Most camera phones are simpler than separate digital cameras. Their usual fixed-focus lenses and smaller sensors limit their performance in poor lighting. Lacking a physical shutter, some have a long shutter lag. Photoflash is typically provided by an LED source which illuminates less intensely over a much longer exposure time than a bright and near-instantaneous flash strobe. Optical zoom and tripod screws are rare and none has a hot shoe for attaching an external flash. Some also lack a USB connection or a removable memory card. Most have Bluetooth and WiFi and can make geotagged photographs.
Some of the more expensive camera phones have only a few of these technical disadvantages, but with bigger image sensors (a few are up to 1″), their capabilities approach those of low-end point-and-shoot cameras. In the smartphone era, the steady sales increase of camera phones caused point-and-shoot camera sales to peak about 2010 and decline thereafter. Most model lines improve their cameras every year or two.

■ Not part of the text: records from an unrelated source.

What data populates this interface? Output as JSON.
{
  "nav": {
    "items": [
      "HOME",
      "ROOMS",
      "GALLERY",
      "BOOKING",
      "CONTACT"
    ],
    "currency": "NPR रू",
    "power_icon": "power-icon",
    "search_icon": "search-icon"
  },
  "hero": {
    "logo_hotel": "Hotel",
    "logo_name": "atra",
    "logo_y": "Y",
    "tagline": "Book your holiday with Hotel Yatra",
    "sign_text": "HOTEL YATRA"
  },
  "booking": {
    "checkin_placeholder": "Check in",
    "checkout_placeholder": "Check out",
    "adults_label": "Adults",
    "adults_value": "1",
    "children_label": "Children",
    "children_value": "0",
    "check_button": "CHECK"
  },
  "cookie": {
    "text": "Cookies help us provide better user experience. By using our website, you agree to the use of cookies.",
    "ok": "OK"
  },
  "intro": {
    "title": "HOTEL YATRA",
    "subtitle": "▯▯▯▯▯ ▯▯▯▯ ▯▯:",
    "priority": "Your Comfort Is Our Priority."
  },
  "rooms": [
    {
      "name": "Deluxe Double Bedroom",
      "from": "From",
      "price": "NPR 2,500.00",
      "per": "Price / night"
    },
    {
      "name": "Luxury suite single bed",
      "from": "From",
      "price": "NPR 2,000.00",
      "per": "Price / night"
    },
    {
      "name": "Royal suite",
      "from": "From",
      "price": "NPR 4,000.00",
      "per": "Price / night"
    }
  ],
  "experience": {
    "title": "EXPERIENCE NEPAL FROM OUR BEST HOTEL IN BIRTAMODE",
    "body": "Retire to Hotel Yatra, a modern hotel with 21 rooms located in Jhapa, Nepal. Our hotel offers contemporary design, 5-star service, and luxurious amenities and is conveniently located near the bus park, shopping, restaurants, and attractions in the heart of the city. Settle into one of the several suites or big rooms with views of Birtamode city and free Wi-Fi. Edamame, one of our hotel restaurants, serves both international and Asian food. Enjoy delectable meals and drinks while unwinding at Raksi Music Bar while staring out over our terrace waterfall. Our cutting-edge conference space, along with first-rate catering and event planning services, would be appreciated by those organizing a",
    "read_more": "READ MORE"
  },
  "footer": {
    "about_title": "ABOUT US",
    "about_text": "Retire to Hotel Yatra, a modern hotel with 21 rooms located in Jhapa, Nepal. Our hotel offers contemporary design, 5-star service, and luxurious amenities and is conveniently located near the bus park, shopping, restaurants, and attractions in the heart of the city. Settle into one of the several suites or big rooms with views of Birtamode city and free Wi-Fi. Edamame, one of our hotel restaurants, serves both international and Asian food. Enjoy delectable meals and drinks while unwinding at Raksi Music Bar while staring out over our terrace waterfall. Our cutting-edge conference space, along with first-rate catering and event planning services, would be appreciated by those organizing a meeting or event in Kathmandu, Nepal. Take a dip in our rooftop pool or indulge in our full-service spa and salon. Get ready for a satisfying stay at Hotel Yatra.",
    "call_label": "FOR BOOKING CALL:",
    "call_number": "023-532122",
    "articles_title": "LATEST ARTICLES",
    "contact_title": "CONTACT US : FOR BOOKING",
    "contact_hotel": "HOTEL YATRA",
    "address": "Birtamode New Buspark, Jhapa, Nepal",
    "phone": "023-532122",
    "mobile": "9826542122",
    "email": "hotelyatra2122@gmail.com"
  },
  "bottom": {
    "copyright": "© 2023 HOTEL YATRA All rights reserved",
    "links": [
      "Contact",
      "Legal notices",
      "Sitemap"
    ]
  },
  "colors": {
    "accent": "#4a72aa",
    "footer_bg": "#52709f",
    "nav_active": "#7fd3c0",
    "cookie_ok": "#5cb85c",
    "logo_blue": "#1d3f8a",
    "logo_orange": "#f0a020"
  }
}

iPhoneography gained popularity with the constant improvement through generations of iPhone cameras. The first generation of iPhone was only equipped with a fixed-focus camera with no optical zoom or flash. As it evolved into the iPhone 3GS, the camera became more intelligent with autofocus, auto white balance and auto macro. The iPhone 4 was the first iPhone that could natively do high dynamic photography. The iPhone 4S and iPhone 5 were released with a panorama function available in the built-in camera app. The iPhone 6 and 6S further improved on functionality and performance, allowing more sophisticated manipulation and higher picture quality.